Newbie question about continuation line char

Feb 25, 2010 at 8:32 PM


first of all I want to say that this project is fantastic, exactly what i need.

I'm tring to write a grammar for our legacy language but I have some difficulties.
Maybe it's my little expirience on parser , i read the dragon book many years ago...and now
i'm reading again!!!

The first problem is how to handle continuation line character.
our legacy language have some similarities with visual basic. we can write code like this:

find table[xxx] _ '  comment 1
      key[yyy]  _ ' comment 2


this is one statement, split in three lines; we use, like vb, the underscore to join the lines. the statement
is close by the last new line.
we also admin comment at the end of the line, AFTER the undescore...

First of all, I wanted to try resolving a simpler problem, so I suppose to have only statements like this:

find table[xxx] _ 
      key[yyy] _ 

where I remove the comments.

I made a litte reserch on internet and i found that some parsers permit to express whitespace with
regular expression:

Whitespace     = {WS}+
               | '_' {WS}* {CR}? {LF}?

with this little "trick" they manage continuation line char easily.

How can rappresent this construct with irony?

Is there any plan to specify WhiteSpaceChar as regex?


Feb 25, 2010 at 11:22 PM
Edited Feb 25, 2010 at 11:24 PM

I think you can use CommentTerminal to express this, but you have to hack it.
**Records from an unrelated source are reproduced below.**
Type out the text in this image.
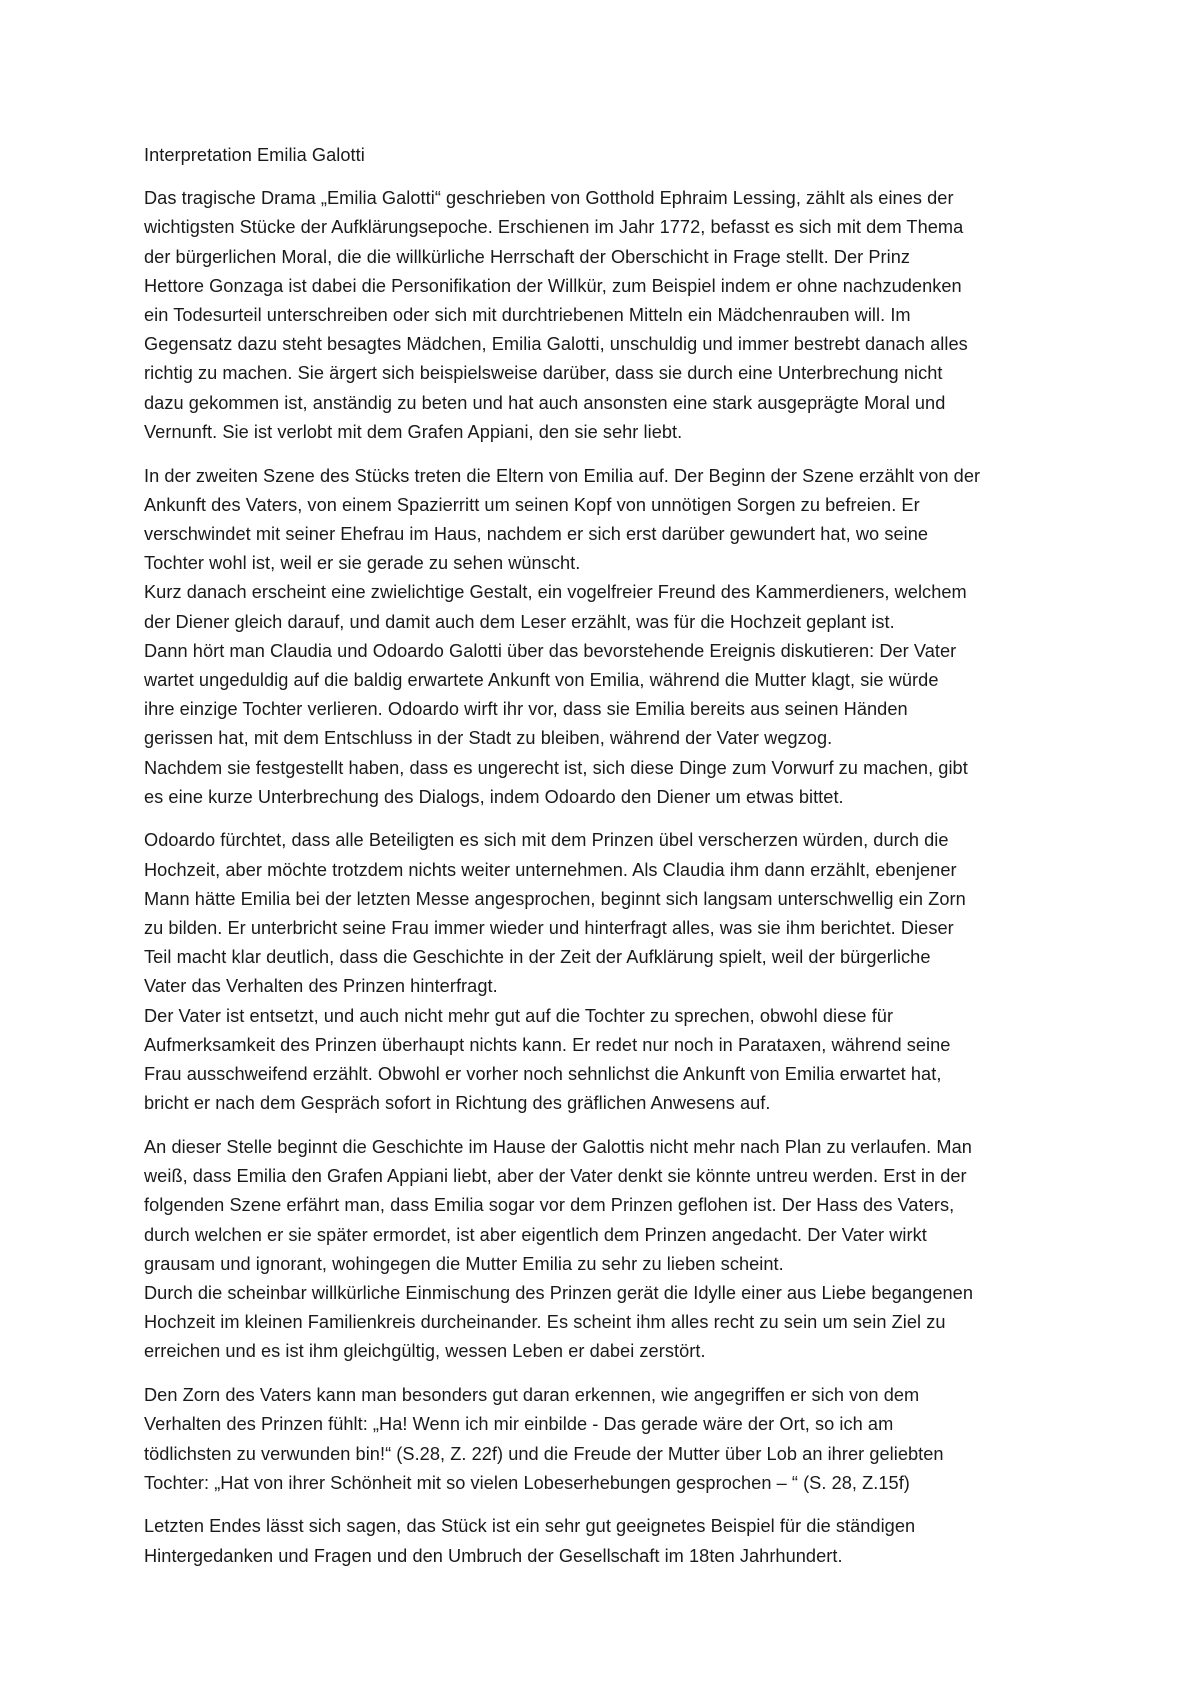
Interpretation Emilia Galotti
Das tragische Drama „Emilia Galotti“ geschrieben von Gotthold Ephraim Lessing, zählt als eines der
wichtigsten Stücke der Aufklärungsepoche. Erschienen im Jahr 1772, befasst es sich mit dem Thema
der bürgerlichen Moral, die die willkürliche Herrschaft der Oberschicht in Frage stellt. Der Prinz
Hettore Gonzaga ist dabei die Personifikation der Willkür, zum Beispiel indem er ohne nachzudenken
ein Todesurteil unterschreiben oder sich mit durchtriebenen Mitteln ein Mädchenrauben will. Im
Gegensatz dazu steht besagtes Mädchen, Emilia Galotti, unschuldig und immer bestrebt danach alles
richtig zu machen. Sie ärgert sich beispielsweise darüber, dass sie durch eine Unterbrechung nicht
dazu gekommen ist, anständig zu beten und hat auch ansonsten eine stark ausgeprägte Moral und
Vernunft. Sie ist verlobt mit dem Grafen Appiani, den sie sehr liebt.
In der zweiten Szene des Stücks treten die Eltern von Emilia auf. Der Beginn der Szene erzählt von der
Ankunft des Vaters, von einem Spazierritt um seinen Kopf von unnötigen Sorgen zu befreien. Er
verschwindet mit seiner Ehefrau im Haus, nachdem er sich erst darüber gewundert hat, wo seine
Tochter wohl ist, weil er sie gerade zu sehen wünscht.
Kurz danach erscheint eine zwielichtige Gestalt, ein vogelfreier Freund des Kammerdieners, welchem
der Diener gleich darauf, und damit auch dem Leser erzählt, was für die Hochzeit geplant ist.
Dann hört man Claudia und Odoardo Galotti über das bevorstehende Ereignis diskutieren: Der Vater
wartet ungeduldig auf die baldig erwartete Ankunft von Emilia, während die Mutter klagt, sie würde
ihre einzige Tochter verlieren. Odoardo wirft ihr vor, dass sie Emilia bereits aus seinen Händen
gerissen hat, mit dem Entschluss in der Stadt zu bleiben, während der Vater wegzog.
Nachdem sie festgestellt haben, dass es ungerecht ist, sich diese Dinge zum Vorwurf zu machen, gibt
es eine kurze Unterbrechung des Dialogs, indem Odoardo den Diener um etwas bittet.
Odoardo fürchtet, dass alle Beteiligten es sich mit dem Prinzen übel verscherzen würden, durch die
Hochzeit, aber möchte trotzdem nichts weiter unternehmen. Als Claudia ihm dann erzählt, ebenjener
Mann hätte Emilia bei der letzten Messe angesprochen, beginnt sich langsam unterschwellig ein Zorn
zu bilden. Er unterbricht seine Frau immer wieder und hinterfragt alles, was sie ihm berichtet. Dieser
Teil macht klar deutlich, dass die Geschichte in der Zeit der Aufklärung spielt, weil der bürgerliche
Vater das Verhalten des Prinzen hinterfragt.
Der Vater ist entsetzt, und auch nicht mehr gut auf die Tochter zu sprechen, obwohl diese für
Aufmerksamkeit des Prinzen überhaupt nichts kann. Er redet nur noch in Parataxen, während seine
Frau ausschweifend erzählt. Obwohl er vorher noch sehnlichst die Ankunft von Emilia erwartet hat,
bricht er nach dem Gespräch sofort in Richtung des gräflichen Anwesens auf.
An dieser Stelle beginnt die Geschichte im Hause der Galottis nicht mehr nach Plan zu verlaufen. Man
weiß, dass Emilia den Grafen Appiani liebt, aber der Vater denkt sie könnte untreu werden. Erst in der
folgenden Szene erfährt man, dass Emilia sogar vor dem Prinzen geflohen ist. Der Hass des Vaters,
durch welchen er sie später ermordet, ist aber eigentlich dem Prinzen angedacht. Der Vater wirkt
grausam und ignorant, wohingegen die Mutter Emilia zu sehr zu lieben scheint.
Durch die scheinbar willkürliche Einmischung des Prinzen gerät die Idylle einer aus Liebe begangenen
Hochzeit im kleinen Familienkreis durcheinander. Es scheint ihm alles recht zu sein um sein Ziel zu
erreichen und es ist ihm gleichgültig, wessen Leben er dabei zerstört.
Den Zorn des Vaters kann man besonders gut daran erkennen, wie angegriffen er sich von dem
Verhalten des Prinzen fühlt: „Ha! Wenn ich mir einbilde - Das gerade wäre der Ort, so ich am
tödlichsten zu verwunden bin!“ (S.28, Z. 22f) und die Freude der Mutter über Lob an ihrer geliebten
Tochter: „Hat von ihrer Schönheit mit so vielen Lobeserhebungen gesprochen – “ (S. 28, Z.15f)
Letzten Endes lässt sich sagen, das Stück ist ein sehr gut geeignetes Beispiel für die ständigen
Hintergedanken und Fragen und den Umbruch der Gesellschaft im 18ten Jahrhundert.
You need to make it "eat" the newLine symbol. Look inside the CommentTerminal.CompleteMatch method, around line 102. It "eats" the end symbol only if it is NOT newLine. Make an extra public bool property "ConsumeEndSymbol", default true, and use it in the "if" condition there. Add extra constructor parameter for this value.
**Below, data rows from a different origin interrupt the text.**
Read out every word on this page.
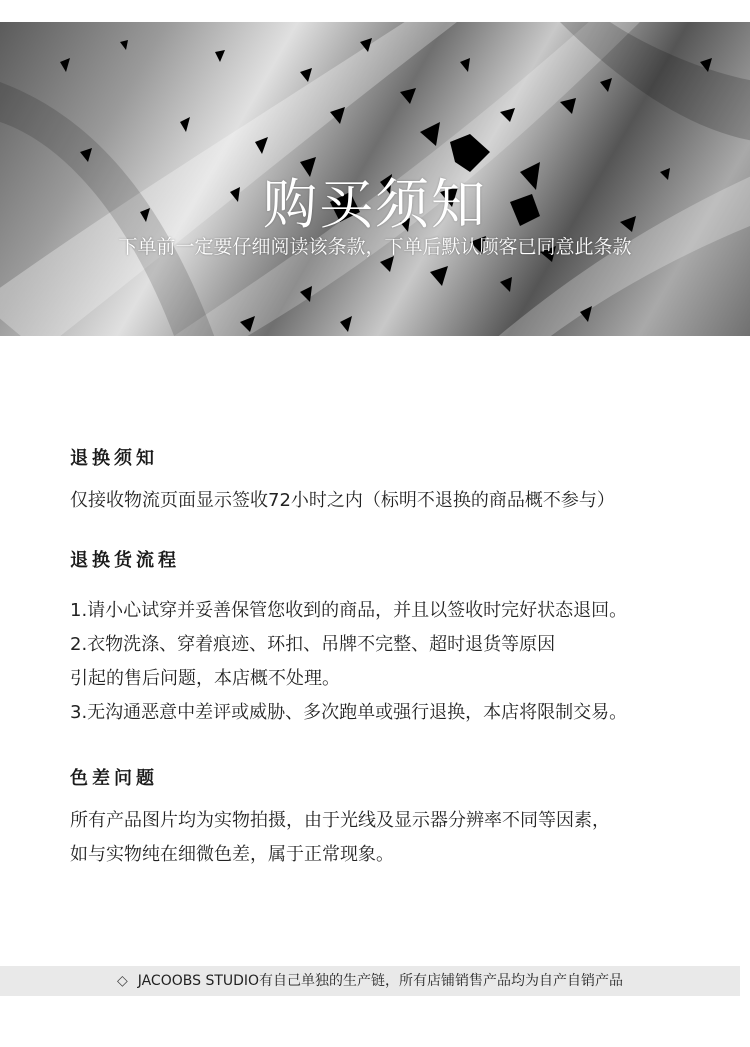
购买须知
下单前一定要仔细阅读该条款，下单后默认顾客已同意此条款
退换须知
仅接收物流页面显示签收72小时之内（标明不退换的商品概不参与）
退换货流程
1.请小心试穿并妥善保管您收到的商品，并且以签收时完好状态退回。
2.衣物洗涤、穿着痕迹、环扣、吊牌不完整、超时退货等原因
引起的售后问题，本店概不处理。
3.无沟通恶意中差评或威胁、多次跑单或强行退换，本店将限制交易。
色差问题
所有产品图片均为实物拍摄，由于光线及显示器分辨率不同等因素，
如与实物纯在细微色差，属于正常现象。
◇ JACOOBS STUDIO有自己单独的生产链，所有店铺销售产品均为自产自销产品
Now you can use it: start symbol would be "_", and end symbol "\r\n", with ConsumeEndSymbol = true 

Note that you still need other CommentTerminal for comments starting with quotes - for these set ConsumeEndSymbol to false. 

I will do the changes it in the next code drop, for now just hack it yourself.


Mar 2, 2010 at 2:27 PM

Hi Roman,

thank you for the hint, it works very well: the continuation lines can be treated as a "comment block" that start with "_" and ends with \n.

I think that this kind of solution is so valid for continuation line char that it would be useful to implement a specific Terminal (in the standard).

I also understand the role of NonGrammarTerminals: you can manage paricular situation without complicate the grammar.

Again, thank you!

Mar 2, 2010 at 5:20 PM

I'm glad it works but there's one trouble - if you have identifiers that start with "_", like "_myField" then this continuation/comment literal will catch it and interpret as continuation symbol. There must be a little more analysis there, and so I agree this must be a specialized terminal.

Mar 2, 2010 at 5:25 PM

One more thing - it might seem like this trouble with identifiers starting with underscores can be avoided by assigning lower priority to continuation terminal. However, I'm now changing the way NonGrammarTerminals work (for different reasons, but important enough case), so NonGrammarTerminals will always be the first to try by scanner. So playing with priority wouldn't work at all in the future. I will put this new continuation terminal on my to-do list - which keeps growing and growing :( 

Feb 26, 2011 at 12:34 AM

Is the new continuation terminal available yet?

I have a similar issue, except that the grammar expresses the continuation as a single "&" at the start of the next line. 


if x = 0 then (
&  set y = 0)

Any ideas?

Mar 2, 2011 at 4:25 PM

sorry for long delay in reply. No, things are the same, did not get to it. Try hacking something yourself, let me know how it goes


Mar 2, 2011 at 6:19 PM
Edited Mar 2, 2011 at 6:22 PM

Thanks for the reply.


I have managed to create the following hack:


 var lineContinuation = new CommentTerminal("line_continuation", "\n&", " ");


It sort of relies on the assumption that the programmer having indented the continuation lines with spaces. Luckily that does appear to have been the case so far, but that isn't guaranteed. It is only a matter of time before I hit code that is in itself a hack and isn't properly indented.

I have gone from zero (yes, totally zero) to a fully working complex grammar in three days so I have to congratulate you on a fantastic piece of software.


I intend to have a look at hacking together a special terminal because I know I will need it in two further grammars and those wont be quite so well structured with indentation (or even a space for that matter)

So I think I will have a few questions shortly. I hope you don't mind.